Johnson L G, Boyles S E, Wilson J, Boucher R C
Cystic Fibrosis/Pulmonary Research and Treatment Center, University of North Carolina at Chapel Hill 27599-7020.
J Clin Invest. 1995 Mar;95(3):1377-82. doi: 10.1172/JCI117789.
Cystic fibrosis airway epithelia exhibit a spectrum of ion transport properties that differ from normal, including not only defective cAMP-mediated Cl- secretion, but also increased Na+ absorption and increased Ca(2+)-mediated Cl- secretion. In the present study, we examined whether adenovirus-mediated (Ad5) transduction of CFTR can correct all of these CF ion transport abnormalities. Polarized primary cultures of human CF and normal nasal epithelial cells were infected with Ad5-CBCFTR at an moi (10(4)) which transduced virtually all cells or Ad5-CMV lacZ as a control. Consistent with previous reports, Ad5-CBCFTR, but not Ad5-CMV lacZ, corrected defective CF cAMP-mediated Cl- secretion. Basal Na+ transport rates (basal Ieq) in CF airway epithelial sheets (-78.5 +/- 9.8 microA/cm2) were reduced to levels measured in normal epithelial sheets (-30.0 +/- 2.0 microA/cm2) by Ad5-CBCFTR (-36.9 +/- 4.8 microA/cm2), but not Ad5-CMV lacZ (-65.8 +/- 6.1 microA/cm2).
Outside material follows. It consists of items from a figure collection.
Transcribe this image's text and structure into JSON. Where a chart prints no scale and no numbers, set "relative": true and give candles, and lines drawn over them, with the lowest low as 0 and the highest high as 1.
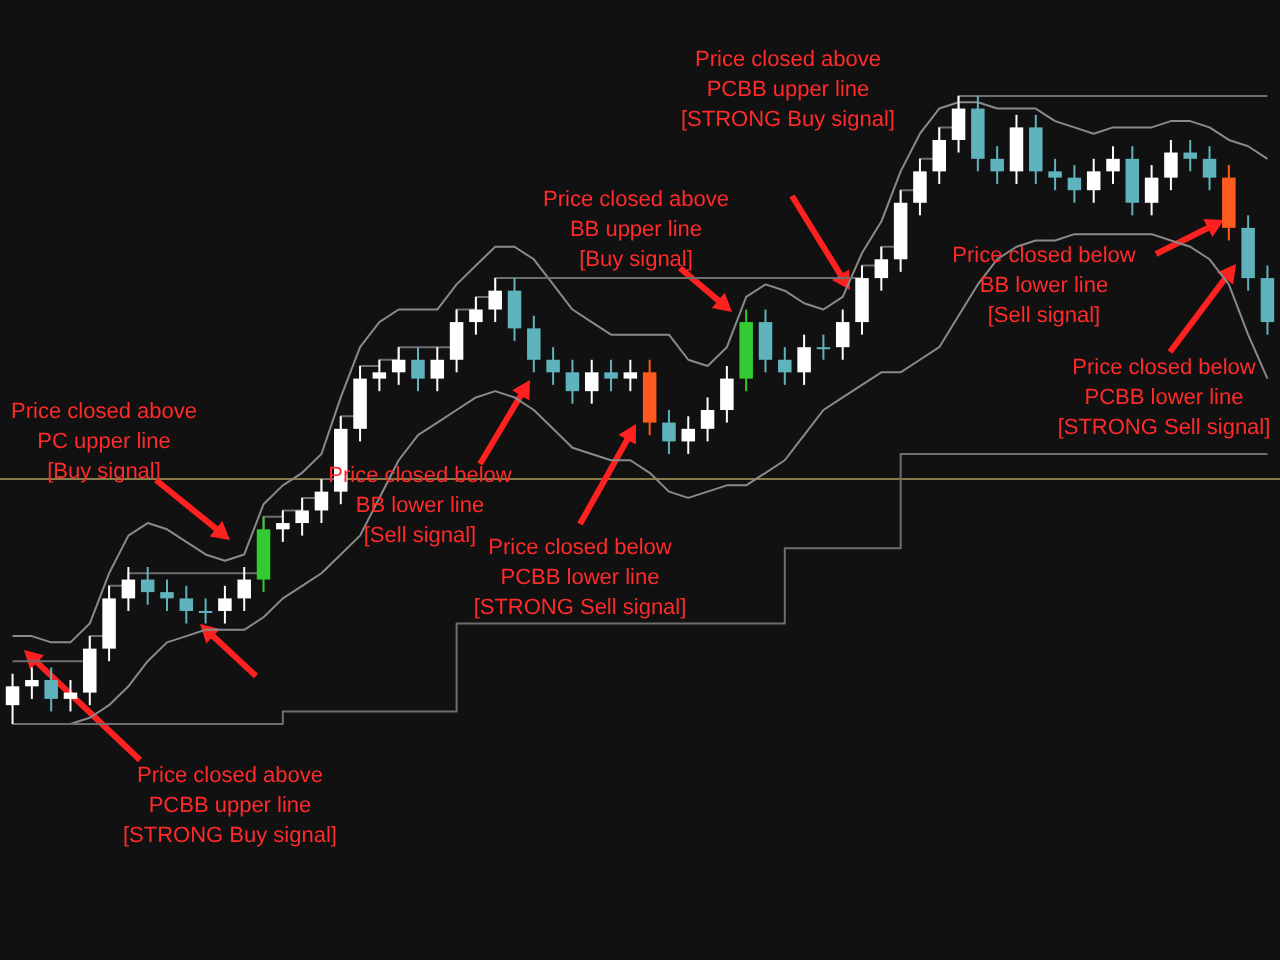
{
  "chart_data": {
    "type": "candlestick",
    "relative": true,
    "categories": [
      null,
      null,
      null,
      null,
      null,
      null,
      null,
      null,
      null,
      null,
      null,
      null,
      null,
      null,
      null,
      null,
      null,
      null,
      null,
      null,
      null,
      null,
      null,
      null,
      null,
      null,
      null,
      null,
      null,
      null,
      null,
      null,
      null,
      null,
      null,
      null,
      null,
      null,
      null,
      null,
      null,
      null,
      null,
      null,
      null,
      null,
      null,
      null,
      null,
      null,
      null,
      null,
      null,
      null,
      null,
      null,
      null,
      null,
      null,
      null,
      null,
      null,
      null,
      null,
      null,
      null
    ],
    "ohlc": [
      [
        0.03,
        0.08,
        0,
        0.06
      ],
      [
        0.06,
        0.09,
        0.04,
        0.07
      ],
      [
        0.07,
        0.09,
        0.02,
        0.04
      ],
      [
        0.04,
        0.07,
        0.02,
        0.05
      ],
      [
        0.05,
        0.14,
        0.03,
        0.12
      ],
      [
        0.12,
        0.22,
        0.1,
        0.2
      ],
      [
        0.2,
        0.25,
        0.18,
        0.23
      ],
      [
        0.23,
        0.25,
        0.19,
        0.21
      ],
      [
        0.21,
        0.23,
        0.18,
        0.2
      ],
      [
        0.2,
        0.22,
        0.16,
        0.18
      ],
      [
        0.18,
        0.2,
        0.16,
        0.18
      ],
      [
        0.18,
        0.22,
        0.16,
        0.2
      ],
      [
        0.2,
        0.25,
        0.18,
        0.23
      ],
      [
        0.23,
        0.33,
        0.21,
        0.31
      ],
      [
        0.31,
        0.34,
        0.29,
        0.32
      ],
      [
        0.32,
        0.36,
        0.3,
        0.34
      ],
      [
        0.34,
        0.39,
        0.32,
        0.37
      ],
      [
        0.37,
        0.49,
        0.35,
        0.47
      ],
      [
        0.47,
        0.57,
        0.45,
        0.55
      ],
      [
        0.55,
        0.58,
        0.53,
        0.56
      ],
      [
        0.56,
        0.6,
        0.54,
        0.58
      ],
      [
        0.58,
        0.6,
        0.53,
        0.55
      ],
      [
        0.55,
        0.6,
        0.53,
        0.58
      ],
      [
        0.58,
        0.66,
        0.56,
        0.64
      ],
      [
        0.64,
        0.68,
        0.62,
        0.66
      ],
      [
        0.66,
        0.71,
        0.64,
        0.69
      ],
      [
        0.69,
        0.71,
        0.61,
        0.63
      ],
      [
        0.63,
        0.65,
        0.56,
        0.58
      ],
      [
        0.58,
        0.6,
        0.54,
        0.56
      ],
      [
        0.56,
        0.58,
        0.51,
        0.53
      ],
      [
        0.53,
        0.58,
        0.51,
        0.56
      ],
      [
        0.56,
        0.58,
        0.53,
        0.55
      ],
      [
        0.55,
        0.58,
        0.53,
        0.56
      ],
      [
        0.56,
        0.58,
        0.46,
        0.48
      ],
      [
        0.48,
        0.5,
        0.43,
        0.45
      ],
      [
        0.45,
        0.49,
        0.43,
        0.47
      ],
      [
        0.47,
        0.52,
        0.45,
        0.5
      ],
      [
        0.5,
        0.57,
        0.48,
        0.55
      ],
      [
        0.55,
        0.66,
        0.53,
        0.64
      ],
      [
        0.64,
        0.66,
        0.56,
        0.58
      ],
      [
        0.58,
        0.6,
        0.54,
        0.56
      ],
      [
        0.56,
        0.62,
        0.54,
        0.6
      ],
      [
        0.6,
        0.62,
        0.58,
        0.6
      ],
      [
        0.6,
        0.66,
        0.58,
        0.64
      ],
      [
        0.64,
        0.73,
        0.62,
        0.71
      ],
      [
        0.71,
        0.76,
        0.69,
        0.74
      ],
      [
        0.74,
        0.85,
        0.72,
        0.83
      ],
      [
        0.83,
        0.9,
        0.81,
        0.88
      ],
      [
        0.88,
        0.95,
        0.86,
        0.93
      ],
      [
        0.93,
        1,
        0.91,
        0.98
      ],
      [
        0.98,
        1,
        0.88,
        0.9
      ],
      [
        0.9,
        0.92,
        0.86,
        0.88
      ],
      [
        0.88,
        0.97,
        0.86,
        0.95
      ],
      [
        0.95,
        0.97,
        0.86,
        0.88
      ],
      [
        0.88,
        0.9,
        0.85,
        0.87
      ],
      [
        0.87,
        0.89,
        0.83,
        0.85
      ],
      [
        0.85,
        0.9,
        0.83,
        0.88
      ],
      [
        0.88,
        0.92,
        0.86,
        0.9
      ],
      [
        0.9,
        0.92,
        0.81,
        0.83
      ],
      [
        0.83,
        0.89,
        0.81,
        0.87
      ],
      [
        0.87,
        0.93,
        0.85,
        0.91
      ],
      [
        0.91,
        0.93,
        0.88,
        0.9
      ],
      [
        0.9,
        0.92,
        0.85,
        0.87
      ],
      [
        0.87,
        0.89,
        0.77,
        0.79
      ],
      [
        0.79,
        0.81,
        0.69,
        0.71
      ],
      [
        0.71,
        0.73,
        0.62,
        0.64
      ]
    ],
    "colors": [
      "#ffffff",
      "#ffffff",
      "#5fb3bd",
      "#ffffff",
      "#ffffff",
      "#ffffff",
      "#ffffff",
      "#5fb3bd",
      "#5fb3bd",
      "#5fb3bd",
      "#5fb3bd",
      "#ffffff",
      "#ffffff",
      "#33cc33",
      "#ffffff",
      "#ffffff",
      "#ffffff",
      "#ffffff",
      "#ffffff",
      "#ffffff",
      "#ffffff",
      "#5fb3bd",
      "#ffffff",
      "#ffffff",
      "#ffffff",
      "#ffffff",
      "#5fb3bd",
      "#5fb3bd",
      "#5fb3bd",
      "#5fb3bd",
      "#ffffff",
      "#5fb3bd",
      "#ffffff",
      "#ff5a1f",
      "#5fb3bd",
      "#ffffff",
      "#ffffff",
      "#ffffff",
      "#33cc33",
      "#5fb3bd",
      "#5fb3bd",
      "#ffffff",
      "#5fb3bd",
      "#ffffff",
      "#ffffff",
      "#ffffff",
      "#ffffff",
      "#ffffff",
      "#ffffff",
      "#ffffff",
      "#5fb3bd",
      "#5fb3bd",
      "#ffffff",
      "#5fb3bd",
      "#5fb3bd",
      "#5fb3bd",
      "#ffffff",
      "#ffffff",
      "#5fb3bd",
      "#ffffff",
      "#ffffff",
      "#5fb3bd",
      "#5fb3bd",
      "#ff5a1f",
      "#5fb3bd",
      "#5fb3bd"
    ],
    "series": [
      {
        "type": "line",
        "color": "#8a8a8a",
        "values": [
          0.14,
          0.14,
          0.13,
          0.13,
          0.16,
          0.24,
          0.3,
          0.32,
          0.31,
          0.29,
          0.27,
          0.26,
          0.27,
          0.35,
          0.38,
          0.4,
          0.43,
          0.52,
          0.6,
          0.64,
          0.66,
          0.66,
          0.66,
          0.7,
          0.73,
          0.76,
          0.76,
          0.74,
          0.7,
          0.66,
          0.64,
          0.62,
          0.62,
          0.62,
          0.62,
          0.58,
          0.57,
          0.6,
          0.68,
          0.7,
          0.69,
          0.67,
          0.66,
          0.68,
          0.75,
          0.8,
          0.88,
          0.94,
          0.98,
          0.99,
          0.99,
          0.98,
          0.98,
          0.98,
          0.96,
          0.95,
          0.94,
          0.95,
          0.95,
          0.95,
          0.96,
          0.96,
          0.95,
          0.93,
          0.92,
          0.9
        ]
      },
      {
        "type": "line",
        "color": "#8a8a8a",
        "values": [
          0,
          0,
          0,
          0,
          0.01,
          0.03,
          0.06,
          0.1,
          0.13,
          0.14,
          0.15,
          0.15,
          0.15,
          0.17,
          0.2,
          0.22,
          0.24,
          0.27,
          0.3,
          0.36,
          0.42,
          0.46,
          0.48,
          0.5,
          0.52,
          0.53,
          0.52,
          0.5,
          0.47,
          0.44,
          0.43,
          0.42,
          0.42,
          0.4,
          0.37,
          0.36,
          0.37,
          0.38,
          0.38,
          0.4,
          0.42,
          0.46,
          0.5,
          0.52,
          0.54,
          0.56,
          0.56,
          0.58,
          0.6,
          0.65,
          0.7,
          0.74,
          0.76,
          0.77,
          0.77,
          0.78,
          0.78,
          0.78,
          0.78,
          0.78,
          0.77,
          0.76,
          0.74,
          0.7,
          0.62,
          0.55
        ]
      },
      {
        "type": "step",
        "color": "#6e6e6e",
        "values": [
          0.1,
          0.1,
          0.1,
          0.1,
          0.14,
          0.22,
          0.24,
          0.24,
          0.24,
          0.24,
          0.24,
          0.24,
          0.24,
          0.33,
          0.34,
          0.36,
          0.39,
          0.49,
          0.57,
          0.58,
          0.6,
          0.6,
          0.6,
          0.66,
          0.68,
          0.71,
          0.71,
          0.71,
          0.71,
          0.71,
          0.71,
          0.71,
          0.71,
          0.71,
          0.71,
          0.71,
          0.71,
          0.71,
          0.71,
          0.71,
          0.71,
          0.71,
          0.71,
          0.71,
          0.73,
          0.76,
          0.85,
          0.9,
          0.95,
          1,
          1,
          1,
          1,
          1,
          1,
          1,
          1,
          1,
          1,
          1,
          1,
          1,
          1,
          1,
          1,
          1
        ]
      },
      {
        "type": "step",
        "color": "#6e6e6e",
        "values": [
          0,
          0,
          0,
          0,
          0,
          0,
          0,
          0,
          0,
          0,
          0,
          0,
          0,
          0,
          0.02,
          0.02,
          0.02,
          0.02,
          0.02,
          0.02,
          0.02,
          0.02,
          0.02,
          0.16,
          0.16,
          0.16,
          0.16,
          0.16,
          0.16,
          0.16,
          0.16,
          0.16,
          0.16,
          0.16,
          0.16,
          0.16,
          0.16,
          0.16,
          0.16,
          0.16,
          0.28,
          0.28,
          0.28,
          0.28,
          0.28,
          0.28,
          0.43,
          0.43,
          0.43,
          0.43,
          0.43,
          0.43,
          0.43,
          0.43,
          0.43,
          0.43,
          0.43,
          0.43,
          0.43,
          0.43,
          0.43,
          0.43,
          0.43,
          0.43,
          0.43,
          0.43
        ]
      }
    ],
    "ref_lines": [
      {
        "axis": "y",
        "value": 0.39,
        "color": "#8a7a4a"
      }
    ],
    "annotations": [
      "Price closed above\nPC upper line\n[Buy signal]",
      "Price closed below\nBB lower line\n[Sell signal]",
      "Price closed below\nPCBB lower line\n[STRONG Sell signal]",
      "Price closed above\nBB upper line\n[Buy signal]",
      "Price closed above\nPCBB upper line\n[STRONG Buy signal]",
      "Price closed below\nBB lower line\n[Sell signal]",
      "Price closed below\nPCBB lower line\n[STRONG Sell signal]",
      "Price closed above\nPCBB upper line\n[STRONG Buy signal]"
    ]
  }
}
Surprisingly, a significant reduction in delta Ieq in response to ionomycin, a measure of Ca(2+)-mediated Cl- secretion, was observed in CFTR-expressing (corrected) CF epithelial sheets (-6.9 +/- 11.8 microA/cm2) when compared to uninfected CF epithelial sheets (-76.2 +/- 15.1 microA/cm2). Dose response effects of Ad5-CBCFTR on basal Na+ transport rates and Ca(2+)-mediated Cl- secretion suggest that the mechanism of regulation of these two ion transport functions by CFTR may be different. In conclusion, efficient transduction of CFTR corrects hyperabsorption of Na+ in primary CF airway epithelial cells and restores Ca(2+)-mediated Cl- secretion to levels observed in normal airway epithelial cells. Moreover, assessment of these ion transport abnormalities may represent important endpoints for testing the efficacy of gene therapy for cystic fibrosis.
囊性纤维化气道上皮细胞表现出一系列与正常情况不同的离子转运特性,不仅包括有缺陷的cAMP介导的氯离子分泌,还包括增加的钠离子吸收和增加的钙离子介导的氯离子分泌。在本研究中,我们检测了腺病毒介导的(Ad5)CFTR转导是否能纠正所有这些囊性纤维化离子转运异常。将人囊性纤维化和正常鼻上皮细胞的极化原代培养物用感染复数(moi)为10⁴的Ad5-CBCFTR感染,该感染复数几乎能转导所有细胞,或者用Ad5-CMV lacZ作为对照。与先前报道一致,Ad5-CBCFTR而非Ad5-CMV lacZ纠正了有缺陷的囊性纤维化cAMP介导的氯离子分泌。Ad5-CBCFTR(-36.9±4.8μA/cm²)将囊性纤维化气道上皮片层的基础钠离子转运速率(基础Ieq)(-78.5±9.8μA/cm²)降低到正常上皮片层测量的水平(-30.0±2.0μA/cm²),但Ad5-CMV lacZ(-65.8±6.1μA/cm²)则未降低。令人惊讶的是,与未感染的囊性纤维化上皮片层(-76.2±15.1μA/cm²)相比,在表达CFTR(已纠正)的囊性纤维化上皮片层(-6.9±11.8μA/cm²)中观察到对离子霉素(一种钙离子介导的氯离子分泌的指标)反应的Ieq显著降低。Ad5-CBCFTR对基础钠离子转运速率和钙离子介导的氯离子分泌的剂量反应效应表明,CFTR对这两种离子转运功能的调节机制可能不同。总之,CFTR的有效转导纠正了原发性囊性纤维化气道上皮细胞中钠离子的过度吸收,并将钙离子介导的氯离子分泌恢复到正常气道上皮细胞中观察到的水平。此外,评估这些离子转运异常可能代表测试囊性纤维化基因治疗疗效的重要终点。